2018-06-28T23:26:03+00:00June 28th, 2018|

“Alek Lee’s second 12” on Antinote starts with an uptempo opening to a rather downtempo record. Playing with some of the genre (namely, deep house) codes like the use of a politically-aware speech or vibes, Alek Lee can’t resist to give Time his special treatment nonetheless: using some of his dubby tools and bringing in a warm trumpet he takes the song onto a rather windy road. Don’t fall for it though: Time is a red herring…

The next song is without doubt more immediately recognizable as an Alek Lee’s tune with its slightly Pink Floydian vibe and its overall jam feel. On Kesef, the musician whispers in a tunnel of sound effects, joined by his beloved melodica and a nonchalant electric guitar.
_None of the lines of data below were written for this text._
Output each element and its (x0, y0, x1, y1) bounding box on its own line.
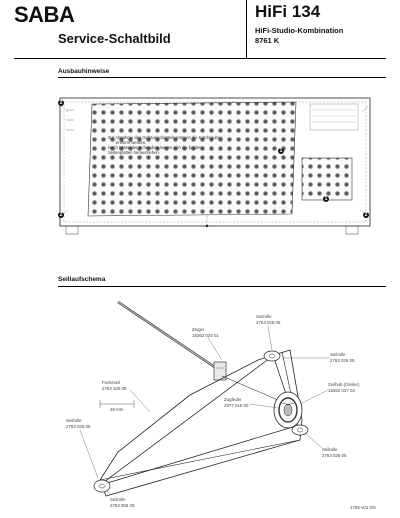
zeiger-text: Zeiger (192, 327, 205, 332)
screw-mark-1-module: 1 (324, 196, 328, 202)
note-line-3: Nach Lösen der Schrauben lassen sich die beiden (108, 145, 202, 150)
pulley-bottom-left (94, 480, 110, 492)
note-line-1: Zur Abnahme des Gehäuseoberteils müssen die 5 Schrauben (108, 135, 223, 140)
seilrolle-bottom-text: Seilrolle (110, 497, 126, 502)
label-federseil (102, 380, 126, 391)
seilrolle-top-text: Seilrolle (256, 314, 272, 319)
screw-mark-2-bottom-left: 2 (59, 212, 63, 218)
subtitle-line-2: 8761 K (255, 36, 280, 45)
label-measure: 36 mm (110, 407, 124, 412)
seilrolle-bottom-right-text: Seilrolle (322, 447, 338, 452)
section-heading-ausbau: Ausbauhinweise (58, 68, 110, 75)
pulley-top (264, 351, 280, 361)
model-title: HiFi 134 (255, 2, 321, 21)
zugfeder-part-number: 2977 015 00 (224, 402, 249, 408)
seilrolle-top-part-number: 2763 025 05 (256, 319, 281, 325)
screw-mark-2-top-left: 2 (59, 100, 63, 106)
label-seilrolle-right (330, 352, 354, 363)
subtitle-line-1: HiFi-Studio-Kombination (255, 26, 344, 35)
zugfeder-text: Zugfeder (224, 397, 242, 402)
section-heading-seil: Seillaufschema (58, 276, 106, 283)
label-zeilhub (328, 382, 359, 393)
cable-run-diagonal (104, 358, 270, 482)
seilrolle-left-text: Seilrolle (66, 418, 82, 423)
note-line-4: Seitenplatten herausziehen. (108, 150, 160, 155)
label-seilrolle-bottom-right (322, 447, 346, 458)
label-seilrolle-bottom (110, 497, 134, 508)
label-zugfeder (224, 397, 248, 408)
label-zeiger (192, 327, 219, 338)
federseil-part-number: 2763 100 05 (102, 385, 127, 391)
seilrolle-left-part-number: 2763 025 05 (66, 423, 91, 429)
seilrolle-bottom-part-number: 2763 005 05 (110, 502, 135, 508)
document-title: Service-Schaltbild (58, 31, 171, 46)
note-line-2: entfernt werden. (116, 140, 147, 145)
seilrolle-bottom-right-part-number: 2763 026 05 (322, 452, 347, 458)
footer-code: 1706-v01 0/6 (350, 505, 376, 510)
zeilhub-text: Zeilhub (Gleiter) (328, 382, 360, 387)
cable-run-bottom (104, 426, 296, 484)
brand-logo: SABA (14, 2, 75, 27)
label-seilrolle-left (66, 418, 90, 429)
seilrolle-right-part-number: 2763 026 05 (330, 357, 355, 363)
screw-mark-2-bottom-right: 2 (364, 212, 368, 218)
zeiger-part-number: 15362 020 01 (192, 332, 219, 338)
screw-mark-1-center: 1 (279, 148, 283, 154)
seilrolle-right-text: Seilrolle (330, 352, 346, 357)
federseil-text: Federseil (102, 380, 121, 385)
label-seilrolle-top (256, 314, 280, 325)
zeilhub-part-number: 15362 037 03 (328, 387, 355, 393)
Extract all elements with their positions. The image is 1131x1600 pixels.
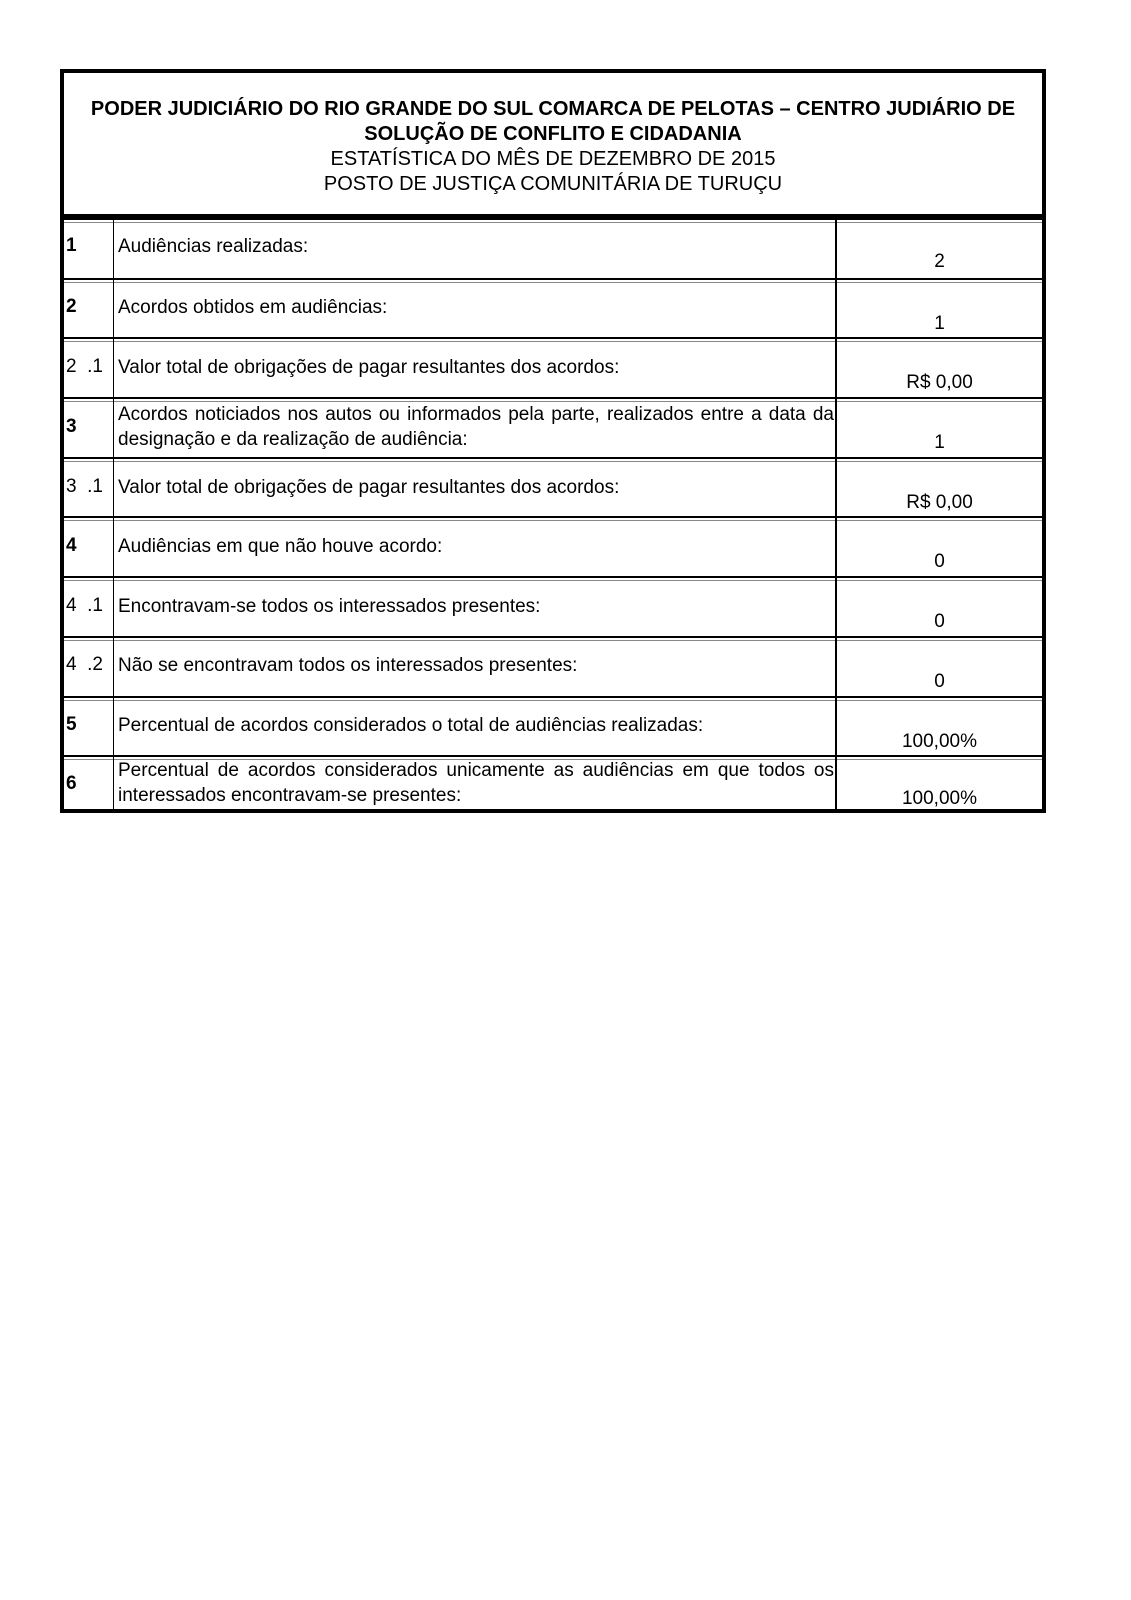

Those who dug his previous EP might want to check out Colors and its nemesis – Dark Colors – on the flip side. Borrowing some of the ingredients he put into Sfarot, Alek Lee cooks a set of two eerie dubs. On Colors, the dark and thumping instrumental backs the voice of an impossible child, a creature bred in Tel-Aviv musician’s most twisted fantasies. Meanwhile, Dark Colors paradoxically takes a much more sentimental path. No voice this time but an emotionally-drenched melodica-lead breaking through a foggy environment of ominous synths and enigmatic noises to round off Lee’s mistier record so far.”